I’ve been lolling around all day, reading and playing a game on the computer. I pretend my being lazy has to do with resting my knees, but the truth is . . . well, the truth is I really do need to rest them. I overdid on the digging, and I irritated my iliotibial band, a tendon that runs on the outside of the leg from the hip to below the knee.
Although I blame the digging for the problem, it actually stemmed from bending the knees over and over to pick up the clumps of grass roots and shake out the dirt. You’d think all that bending of the knees would make the muscles and hence the tendon stronger, but apparently not. Sitting at the computer doesn’t help, either, but instead exacerbates the problem with the iliotibial band.
I have been feeling elderly the past couple of weeks, as if I were ninety years old and barely able to walk or rise to my feet from a sitting position. I had worn a knee brace the last few times I was out working in the yard, as well as when I wasn’t, and that helped to a certain extent. But what really helps is being lazy and resting the leg.

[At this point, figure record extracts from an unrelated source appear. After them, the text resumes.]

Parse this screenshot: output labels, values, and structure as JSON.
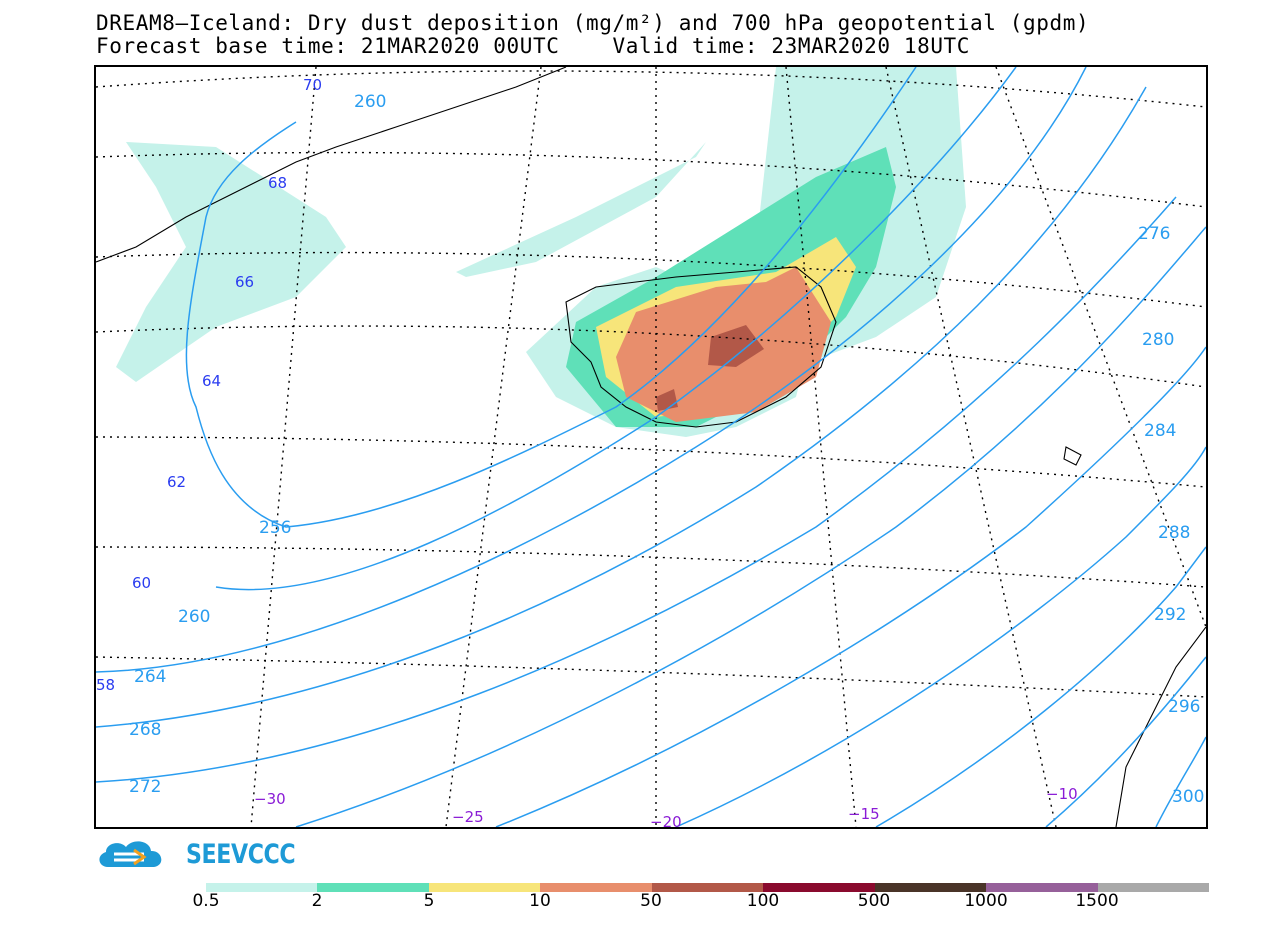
{
  "header": {
    "title_line1": "DREAM8—Iceland: Dry dust deposition (mg/m²) and 700 hPa geopotential (gpdm)",
    "title_line2": "Forecast base time: 21MAR2020 00UTC    Valid time: 23MAR2020 18UTC"
  },
  "map": {
    "latitude_labels": [
      "70",
      "68",
      "66",
      "64",
      "62",
      "60",
      "58"
    ],
    "longitude_labels": [
      "−30",
      "−25",
      "−20",
      "−15",
      "−10"
    ],
    "geopotential_labels": [
      "260",
      "256",
      "260",
      "264",
      "268",
      "272",
      "276",
      "280",
      "284",
      "288",
      "292",
      "296",
      "300"
    ],
    "colors": {
      "graticule": "#000000",
      "coastline": "#000000",
      "geopotential_contour": "#2a9df0",
      "latitude_label": "#2a3cf0",
      "longitude_label": "#8a1bd6"
    }
  },
  "logo": {
    "text": "SEEVCCC",
    "icon": "cloud-arrow-icon",
    "color": "#1e9ad6"
  },
  "legend": {
    "unit": "mg/m²",
    "ticks": [
      "0.5",
      "2",
      "5",
      "10",
      "50",
      "100",
      "500",
      "1000",
      "1500"
    ],
    "colors": [
      "#c5f2ea",
      "#5fe0b8",
      "#f7e57a",
      "#e88e6c",
      "#b25848",
      "#8a0a2e",
      "#4a3428",
      "#96609a",
      "#a9a9a9"
    ]
  }
}
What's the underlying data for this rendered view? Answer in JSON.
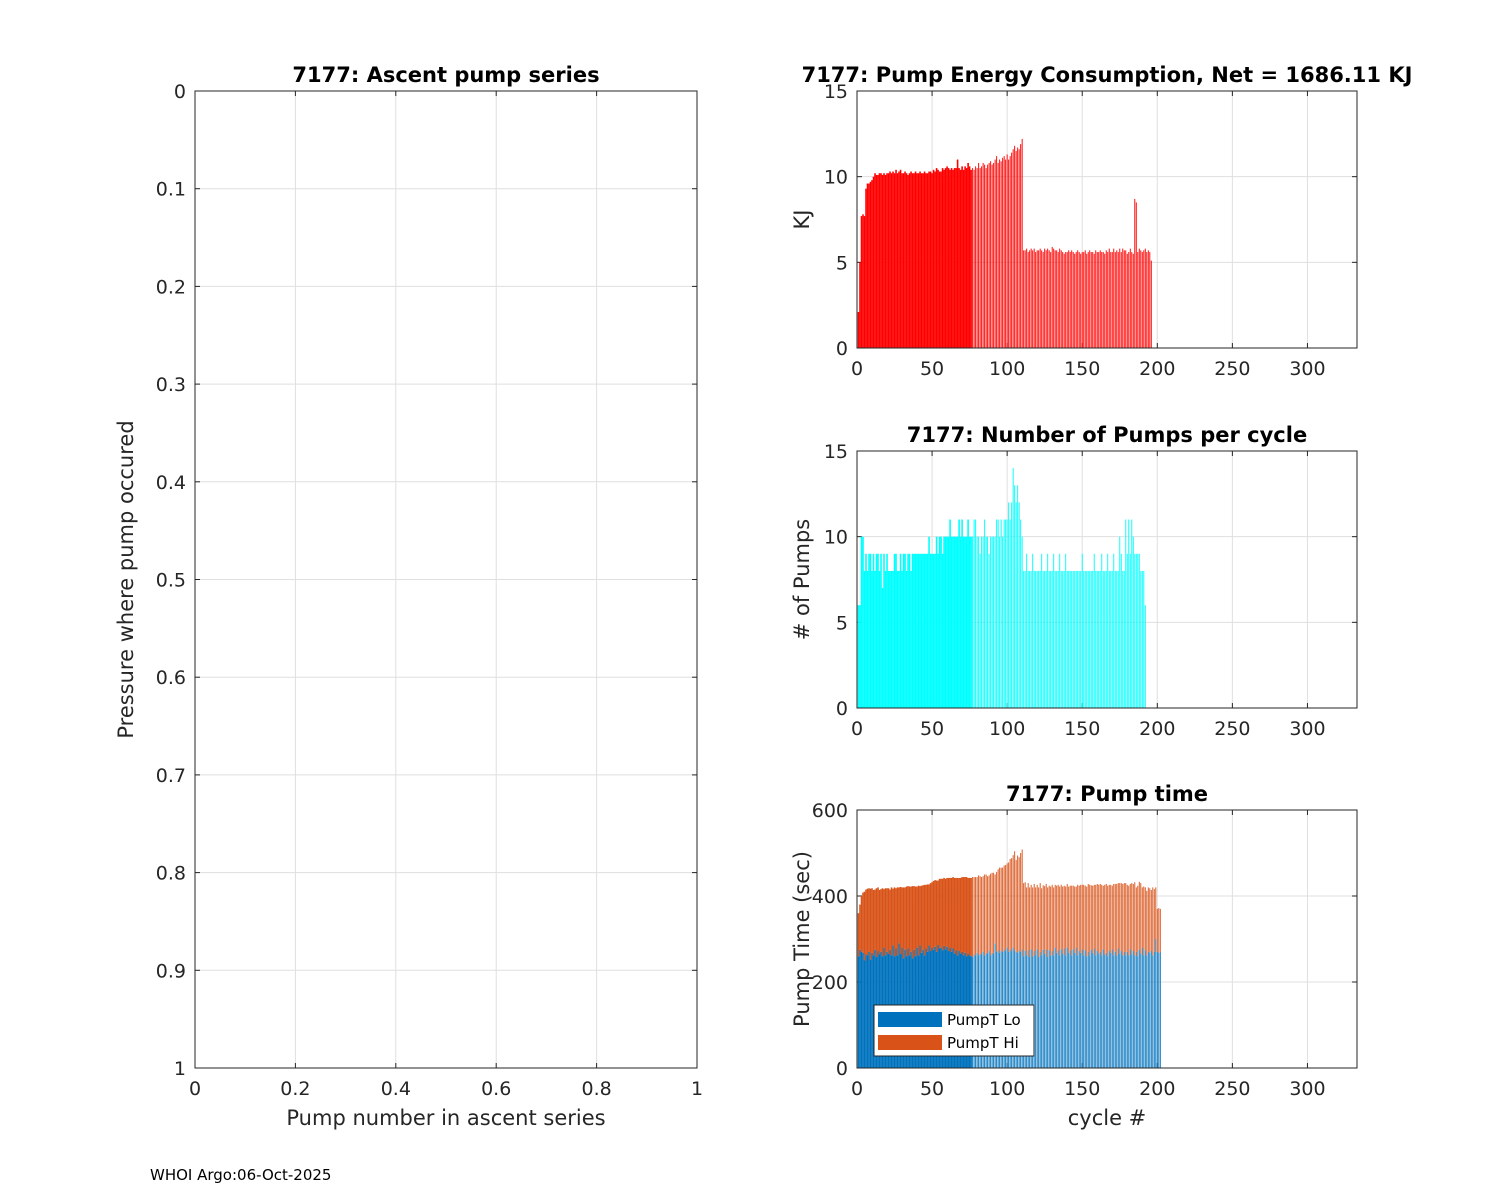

When I look out the window, I see all that I still have to do, but I am so lazy even the itch to pull more weeds doesn’t get me out the door. To be honest, it’s better to wait until we get some rain to make it easier to dig, so that’s what I am waiting for — rain.
Or so I tell myself.
As you can see, I tell myself a lot of lies that are not really lies.
I do need to rest my knees, though. I am too young to be so old. (But also too old to even use the word “young” in any description of myself.)
I also need to add iliotibial band strengthening exercises to my knee exercise regime since both the joint and the tendon work together. Luckily, I won’t have to add too many new exercises. Some of the knee exercises I am doing are also good for the iliotibial band.
Now I just have to do the exercises. Some days I am lackadaisical (lazy) about doing the knee therapy even though I know it helps. Because of those exercises, the bad knee (the left knee) is now the good knee, while the good knee is the one that keeps buckling when the iliotibial band lets go. To make matters even more confusing, the right knee started out as the bad knee, but when the left knee went bad (not because of overdoing, you understand, but because I slept wrong), the right knee became the good knee.
I do think I’m young enough (there’s that “y” word again) that if I continue with my physical therapy, my knees — joints and tendons — should be able to recover.
I sure hope that’s the truth and not another lie I’m telling myself.
***
Pat Bertram is the author of Grief: The Inside Story – A Guide to Surviving the Loss of a Loved One. “Grief: The Inside Story is perfect and that is not hyperbole! It is exactly what folk who are grieving need to read.” –Leesa Healy, RN, GDAS GDAT, Emotional/Mental Health Therapist & Educator.
October 10, 2021 at 10:22 pm
I think its the knees that are the first to go, no matter what age (even my children complain out it). And so what is so bad about being lazy – or think of it as resting the body for the day. My favorite is reading and any excuse to do so I will take. Maybe thats why I can finish a book in two days…..does pain in the wrists also count as being lazy?
October 11, 2021 at 8:48 am
Any joint pain counts!
October 11, 2021 at 3:13 pm
I feel like I was young last year. This year not so much. Roll on 2022.
October 11, 2021 at 5:32 pm
Maybe we can reverse the trend next year. We should be able to, right?